The corresponding developed INFORE components have already made substantial contributions compared to the state-of-the-art. In particular:
● Our designed SDE supports a large number of (and all commonly used) synopses and implements a Synopsis-as-a-Service (termed SDEaaS) paradigm. Our novel SDEaaS approach allows one constantly running SDE job to: (i) accept on-the-fly requests for maintaining new synopsis, (ii) dynamically enhance its functionality by plugging-in external, new synopsis definitions customizing the SDE to application field needs at runtime with zero downtime and (iii) reuse each available synopsis within multiple, concurrent application workflows, instead of duplicating respective data streams and synopses for each workflow. To our knowledge, our approach is the first to support such a large number of data synopses, to serve all discussed types of scalability and combine such SDEaaS facilities.

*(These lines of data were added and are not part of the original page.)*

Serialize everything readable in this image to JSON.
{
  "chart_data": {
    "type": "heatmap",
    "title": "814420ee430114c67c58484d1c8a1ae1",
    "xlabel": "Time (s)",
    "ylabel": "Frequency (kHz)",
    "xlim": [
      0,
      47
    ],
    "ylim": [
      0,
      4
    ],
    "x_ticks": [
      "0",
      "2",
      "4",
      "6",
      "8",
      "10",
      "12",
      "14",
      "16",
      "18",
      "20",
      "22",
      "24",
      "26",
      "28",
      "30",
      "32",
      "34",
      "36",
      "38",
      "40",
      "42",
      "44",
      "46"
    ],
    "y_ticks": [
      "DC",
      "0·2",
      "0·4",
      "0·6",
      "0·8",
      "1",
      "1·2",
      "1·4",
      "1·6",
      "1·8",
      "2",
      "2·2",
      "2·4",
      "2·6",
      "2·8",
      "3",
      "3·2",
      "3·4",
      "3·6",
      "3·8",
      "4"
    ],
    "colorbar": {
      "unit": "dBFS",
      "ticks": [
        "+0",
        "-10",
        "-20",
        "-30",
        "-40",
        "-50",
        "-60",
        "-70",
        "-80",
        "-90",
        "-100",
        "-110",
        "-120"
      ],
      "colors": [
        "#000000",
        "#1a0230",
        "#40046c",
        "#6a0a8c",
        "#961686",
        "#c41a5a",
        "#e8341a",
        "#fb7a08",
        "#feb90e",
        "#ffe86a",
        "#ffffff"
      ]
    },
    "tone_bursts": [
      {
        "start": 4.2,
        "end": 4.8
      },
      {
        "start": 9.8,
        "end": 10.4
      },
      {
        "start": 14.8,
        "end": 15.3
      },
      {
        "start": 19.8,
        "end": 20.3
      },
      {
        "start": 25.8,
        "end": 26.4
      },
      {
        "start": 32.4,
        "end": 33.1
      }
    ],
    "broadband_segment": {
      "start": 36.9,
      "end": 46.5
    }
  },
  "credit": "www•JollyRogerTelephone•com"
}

● Our designed OMLDM component enables efficient federated learning and supports both synchronous and asynchronous communication protocols among the distributed learner tasks.
● Our designed CEF framework can capture long-term dependencies in a stream, and achieves better accuracy scores compared to previous, state-of-the-art CEF solutions.

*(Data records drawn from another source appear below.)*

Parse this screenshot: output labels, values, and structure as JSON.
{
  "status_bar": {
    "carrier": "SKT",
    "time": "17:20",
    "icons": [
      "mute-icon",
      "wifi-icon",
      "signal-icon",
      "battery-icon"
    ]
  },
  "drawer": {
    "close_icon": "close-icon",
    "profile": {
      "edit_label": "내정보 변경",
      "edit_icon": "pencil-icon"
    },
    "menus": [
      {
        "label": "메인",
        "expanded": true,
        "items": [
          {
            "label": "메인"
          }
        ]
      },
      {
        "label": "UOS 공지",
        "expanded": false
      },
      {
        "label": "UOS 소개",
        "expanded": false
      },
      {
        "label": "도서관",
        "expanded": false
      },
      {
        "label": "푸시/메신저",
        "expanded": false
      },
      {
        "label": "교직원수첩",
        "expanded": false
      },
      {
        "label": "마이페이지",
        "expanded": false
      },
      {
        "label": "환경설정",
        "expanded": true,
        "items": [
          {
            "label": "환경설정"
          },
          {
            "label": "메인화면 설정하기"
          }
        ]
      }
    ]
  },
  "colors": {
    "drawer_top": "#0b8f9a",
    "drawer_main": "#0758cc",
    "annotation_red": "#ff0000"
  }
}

● The INFORE optimizer supports optimization over several available computing platforms and provides capabilities for cost estimation over arbitrary operators through a black-box approach.

Until the end of the project, the expected outcome is a fully integrated prototype that will facilitate the needs of data analysts, will help boost their productivity, and which may lead to an increase in the efficiency and effectiveness of several application domains (i.e. market feed or stock processing, maritime monitoring, biological process monitoring, electronic trading, network and infrastructure monitoring, fraud detection in telecommunications and finance, command and control in dynamic environments, etc) in the EU.